Will the Vise Tighten on Pay-for-Delay Agreements?
The Federal Trade Commission opposes them. Lawmakers have tried and failed to abolish them. Soon, the US Supreme Court may rule on their legality. The future of pay-for-delay agreements, which pharmaceutical companies use to postpone the introduction of generic drugs to the market, could hang in the balance.
Bayer is accused of paying competitors such as Barr Laboratories and Watson Pharmaceuticals in the 1990s not to market generic versions of Cipro, an antibiotic, for six years. The agreement allegedly saved Bayer $1 billion in Cipro sales. Recently, a group including large drug wholesalers, pharmacies, unions, and healthcare plans filed an antitrust lawsuit against Bayer and the companies with which it entered this pay-for-delay agreement. These groups, some of which are public entities, purchased Cipro directly and could have saved money if they had been able to buy generic versions of the drug at a lower price.
California Attorney General Kamala D. Harris and 31 other attorneys general signed an amicus brief in support of the plaintiffs, urging the Supreme Court to review pay-for-delay agreements. The brief argues that the deals violate the Hatch–Waxman Act because they discourage the speedy entry of generic competition. The attorneys general also claim that holding a patent on a drug does not grant a company the right to collude with competitors or to pay them not to compete.
A “surge” of these agreements is undermining generic competition and forcing states and consumers to “pay monopolistic prices for branded drugs,” says the brief.

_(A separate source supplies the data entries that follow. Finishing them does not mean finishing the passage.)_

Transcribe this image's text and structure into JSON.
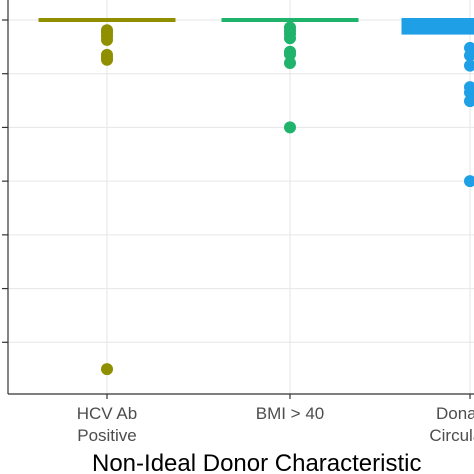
{
  "chart_data": {
    "type": "scatter",
    "subtype": "boxplot-with-points",
    "xlabel": "Non-Ideal Donor Characteristic",
    "ylabel": "",
    "ylim": [
      0.3,
      1.0
    ],
    "grid": true,
    "categories": [
      {
        "lines": [
          "HCV Ab",
          "Positive"
        ],
        "color": "#8f8f00"
      },
      {
        "lines": [
          "BMI > 40"
        ],
        "color": "#1fb36b"
      },
      {
        "lines": [
          "Donation",
          "Circulatory"
        ],
        "color": "#1e9fe6"
      }
    ],
    "series": [
      {
        "box": {
          "q1": 0.999,
          "median": 1.0,
          "q3": 1.0
        },
        "points": [
          0.981,
          0.976,
          0.97,
          0.963,
          0.935,
          0.93,
          0.926,
          0.35
        ]
      },
      {
        "box": {
          "q1": 0.999,
          "median": 1.0,
          "q3": 1.0
        },
        "points": [
          0.986,
          0.98,
          0.974,
          0.966,
          0.941,
          0.936,
          0.92,
          0.8
        ]
      },
      {
        "box": {
          "q1": 0.971,
          "median": 0.985,
          "q3": 1.0
        },
        "points": [
          0.948,
          0.934,
          0.915,
          0.875,
          0.865,
          0.849,
          0.7
        ]
      }
    ]
  }
}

Studies by the FTC suggest that the deals cost consumers anywhere between $3.5 and $14 billion each year, the attorneys general argue.

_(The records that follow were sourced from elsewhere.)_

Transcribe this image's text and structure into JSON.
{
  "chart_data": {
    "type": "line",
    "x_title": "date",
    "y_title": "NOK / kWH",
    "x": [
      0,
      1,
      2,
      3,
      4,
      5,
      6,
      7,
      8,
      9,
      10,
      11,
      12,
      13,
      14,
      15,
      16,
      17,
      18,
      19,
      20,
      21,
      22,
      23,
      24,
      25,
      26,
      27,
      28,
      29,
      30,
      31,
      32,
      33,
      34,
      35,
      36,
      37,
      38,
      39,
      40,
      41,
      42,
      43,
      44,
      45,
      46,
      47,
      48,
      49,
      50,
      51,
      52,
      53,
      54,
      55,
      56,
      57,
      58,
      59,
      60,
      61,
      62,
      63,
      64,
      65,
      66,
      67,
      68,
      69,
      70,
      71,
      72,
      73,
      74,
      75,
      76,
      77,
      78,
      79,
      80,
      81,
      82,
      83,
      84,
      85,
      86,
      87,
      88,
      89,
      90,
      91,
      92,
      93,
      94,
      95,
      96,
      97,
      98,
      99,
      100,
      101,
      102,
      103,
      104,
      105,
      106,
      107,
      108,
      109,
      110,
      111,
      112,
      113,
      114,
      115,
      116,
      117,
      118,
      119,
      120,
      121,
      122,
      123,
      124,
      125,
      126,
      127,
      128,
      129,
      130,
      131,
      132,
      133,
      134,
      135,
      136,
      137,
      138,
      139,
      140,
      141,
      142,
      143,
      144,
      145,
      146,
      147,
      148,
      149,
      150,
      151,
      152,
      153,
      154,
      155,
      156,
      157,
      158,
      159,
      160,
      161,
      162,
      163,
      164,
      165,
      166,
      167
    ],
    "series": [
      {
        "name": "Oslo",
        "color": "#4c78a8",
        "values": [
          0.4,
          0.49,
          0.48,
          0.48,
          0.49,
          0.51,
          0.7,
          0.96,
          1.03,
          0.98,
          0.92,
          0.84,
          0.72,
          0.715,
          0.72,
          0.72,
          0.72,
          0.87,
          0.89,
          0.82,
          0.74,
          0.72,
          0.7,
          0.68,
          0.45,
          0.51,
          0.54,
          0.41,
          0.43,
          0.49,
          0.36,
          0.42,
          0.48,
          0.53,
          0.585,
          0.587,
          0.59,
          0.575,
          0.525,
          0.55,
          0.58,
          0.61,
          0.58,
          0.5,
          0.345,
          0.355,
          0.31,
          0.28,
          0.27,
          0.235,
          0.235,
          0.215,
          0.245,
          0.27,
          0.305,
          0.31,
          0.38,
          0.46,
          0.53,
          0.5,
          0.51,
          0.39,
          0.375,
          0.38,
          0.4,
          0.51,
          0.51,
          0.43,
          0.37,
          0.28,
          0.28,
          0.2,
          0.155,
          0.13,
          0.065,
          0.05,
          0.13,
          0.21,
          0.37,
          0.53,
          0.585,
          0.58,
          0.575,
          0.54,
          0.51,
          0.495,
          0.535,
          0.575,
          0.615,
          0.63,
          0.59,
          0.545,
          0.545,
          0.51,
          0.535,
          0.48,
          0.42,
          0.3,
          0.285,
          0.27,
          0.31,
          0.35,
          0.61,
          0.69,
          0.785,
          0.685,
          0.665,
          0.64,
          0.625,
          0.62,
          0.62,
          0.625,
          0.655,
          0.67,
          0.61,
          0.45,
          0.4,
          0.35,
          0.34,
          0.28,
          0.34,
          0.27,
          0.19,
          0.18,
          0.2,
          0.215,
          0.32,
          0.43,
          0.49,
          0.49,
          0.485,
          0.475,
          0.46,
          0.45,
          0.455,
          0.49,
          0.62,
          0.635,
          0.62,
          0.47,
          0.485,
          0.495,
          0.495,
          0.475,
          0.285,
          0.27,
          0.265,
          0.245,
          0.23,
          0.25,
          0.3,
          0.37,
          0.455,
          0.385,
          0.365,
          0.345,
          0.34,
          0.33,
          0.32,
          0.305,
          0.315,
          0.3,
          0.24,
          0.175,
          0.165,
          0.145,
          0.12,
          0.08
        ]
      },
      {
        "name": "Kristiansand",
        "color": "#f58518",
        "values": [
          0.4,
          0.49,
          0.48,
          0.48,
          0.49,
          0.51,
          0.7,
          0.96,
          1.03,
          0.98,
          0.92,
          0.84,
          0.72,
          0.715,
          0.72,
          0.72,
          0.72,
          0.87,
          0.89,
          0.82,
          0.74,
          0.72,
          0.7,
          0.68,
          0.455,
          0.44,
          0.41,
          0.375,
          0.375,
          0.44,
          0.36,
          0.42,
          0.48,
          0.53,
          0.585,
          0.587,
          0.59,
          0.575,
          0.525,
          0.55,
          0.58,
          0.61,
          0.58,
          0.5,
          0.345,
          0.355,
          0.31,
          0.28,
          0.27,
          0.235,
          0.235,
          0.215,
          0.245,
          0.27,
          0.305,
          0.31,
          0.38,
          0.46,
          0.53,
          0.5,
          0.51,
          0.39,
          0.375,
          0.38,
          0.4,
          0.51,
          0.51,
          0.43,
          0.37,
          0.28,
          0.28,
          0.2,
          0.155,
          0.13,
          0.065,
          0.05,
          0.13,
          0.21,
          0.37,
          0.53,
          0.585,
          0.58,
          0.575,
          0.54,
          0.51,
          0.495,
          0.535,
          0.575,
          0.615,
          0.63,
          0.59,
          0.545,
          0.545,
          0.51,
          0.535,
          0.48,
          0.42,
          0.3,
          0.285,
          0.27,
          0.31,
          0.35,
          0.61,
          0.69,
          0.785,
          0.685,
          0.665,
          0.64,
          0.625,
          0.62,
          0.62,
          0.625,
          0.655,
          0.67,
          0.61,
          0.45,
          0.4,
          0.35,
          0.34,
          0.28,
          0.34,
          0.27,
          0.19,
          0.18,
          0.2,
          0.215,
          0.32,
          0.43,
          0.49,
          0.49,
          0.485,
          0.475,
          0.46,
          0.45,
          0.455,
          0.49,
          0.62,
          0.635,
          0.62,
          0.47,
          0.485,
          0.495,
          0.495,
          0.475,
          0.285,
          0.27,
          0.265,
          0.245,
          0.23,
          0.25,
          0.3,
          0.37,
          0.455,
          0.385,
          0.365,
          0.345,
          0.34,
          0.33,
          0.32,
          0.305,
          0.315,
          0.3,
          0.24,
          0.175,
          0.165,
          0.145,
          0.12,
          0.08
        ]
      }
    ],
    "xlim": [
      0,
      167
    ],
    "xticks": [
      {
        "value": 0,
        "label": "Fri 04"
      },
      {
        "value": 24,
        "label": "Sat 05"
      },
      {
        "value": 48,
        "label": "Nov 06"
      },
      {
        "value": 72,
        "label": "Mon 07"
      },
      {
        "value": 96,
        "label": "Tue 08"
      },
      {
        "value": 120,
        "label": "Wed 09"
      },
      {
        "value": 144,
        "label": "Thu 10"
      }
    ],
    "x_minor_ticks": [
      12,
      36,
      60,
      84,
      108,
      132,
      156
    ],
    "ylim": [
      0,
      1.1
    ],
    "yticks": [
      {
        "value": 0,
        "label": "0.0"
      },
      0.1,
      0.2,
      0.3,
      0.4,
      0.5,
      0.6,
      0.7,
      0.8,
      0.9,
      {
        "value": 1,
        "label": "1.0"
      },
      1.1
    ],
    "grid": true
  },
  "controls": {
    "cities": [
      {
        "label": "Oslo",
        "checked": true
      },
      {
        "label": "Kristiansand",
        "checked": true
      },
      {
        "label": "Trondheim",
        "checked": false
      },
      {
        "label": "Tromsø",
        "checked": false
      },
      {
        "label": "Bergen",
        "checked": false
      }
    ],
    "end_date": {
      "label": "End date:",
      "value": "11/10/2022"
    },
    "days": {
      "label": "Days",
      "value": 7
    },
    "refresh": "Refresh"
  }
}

In the absence of robust pipelines bursting with new blockbusters, it’s easy to understand why an innovator company would want to forestall competition (and preserve profits) for as long as possible. But I think that a company that cherishes the free market cannot enter into such agreements in good faith.

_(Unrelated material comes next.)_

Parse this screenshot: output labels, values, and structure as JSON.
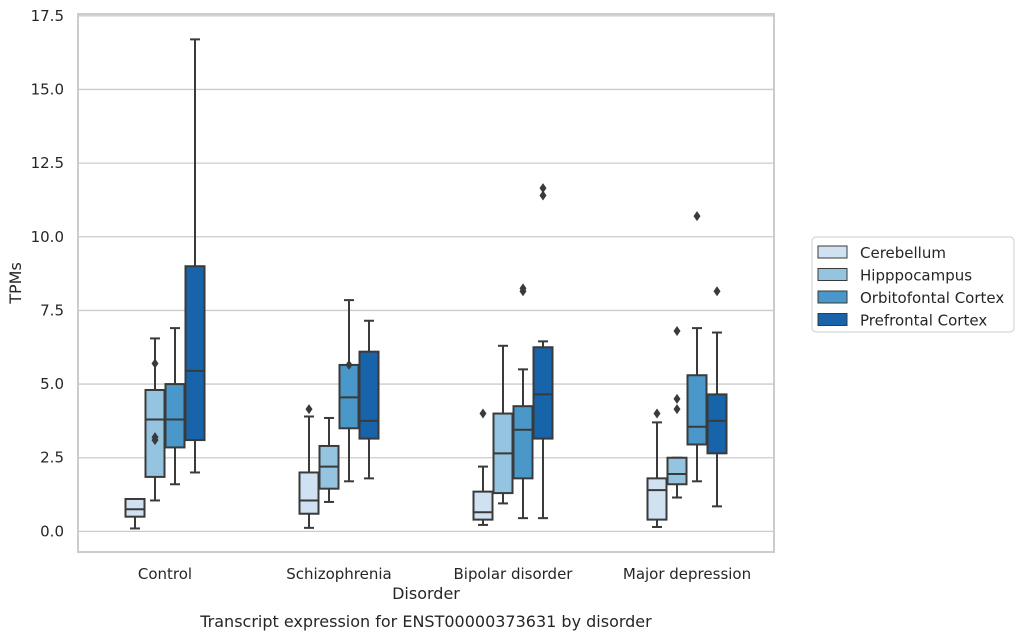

We’ve been hearing that the blockbuster model will soon be a thing of the past. Companies such as sanofi-aventis are trying to think ahead by focusing on emerging markets, smaller patient groups, and, yes, even generic drugs. This kind of plan might well sustain drug companies in the absence of blockbusters and, if it works well enough, could help fund the discovery and development of needed new therapies.
If the Supreme Court eventually invalidates pay-for-delay agreements, the pharmaceutical industry should not mourn them. Alternative strategies are already pointing out possible paths to prosperity. I think the industry would be wise to follow sanofi’s example and not to fear competition.
Interesting thought process for Sanofi.
Barr and Watson may be selling the drug but the active pharmaceutical ingredient was being manufactured by others in India. Another secret.
Many drug companies do want the dealings with generics to come out. In the last 24 hours the following appeared.
“Pfizer Inc., Merck & Co. and 35 other pharmaceutical companies have asked a federal judge to block the release of confidential documents detailing drug-patent litigation settlements, which Cephalon Inc. has requested as part of an antitrust dispute with the government.”
http://online.wsj.com/article/SB10001424052748704881304576094192652807246.html?KEYWORDS=cephalon
Actually there is an alternate strategy but that will impact the current business model. That can make things challenging for many involved on both sides of the fence. Life will go on.
Every company (not only pharma) fears competition.
The question is, what to do about it.
From a business viewpoint, “only inaction is a crime”, to quote a well known entrepreneur.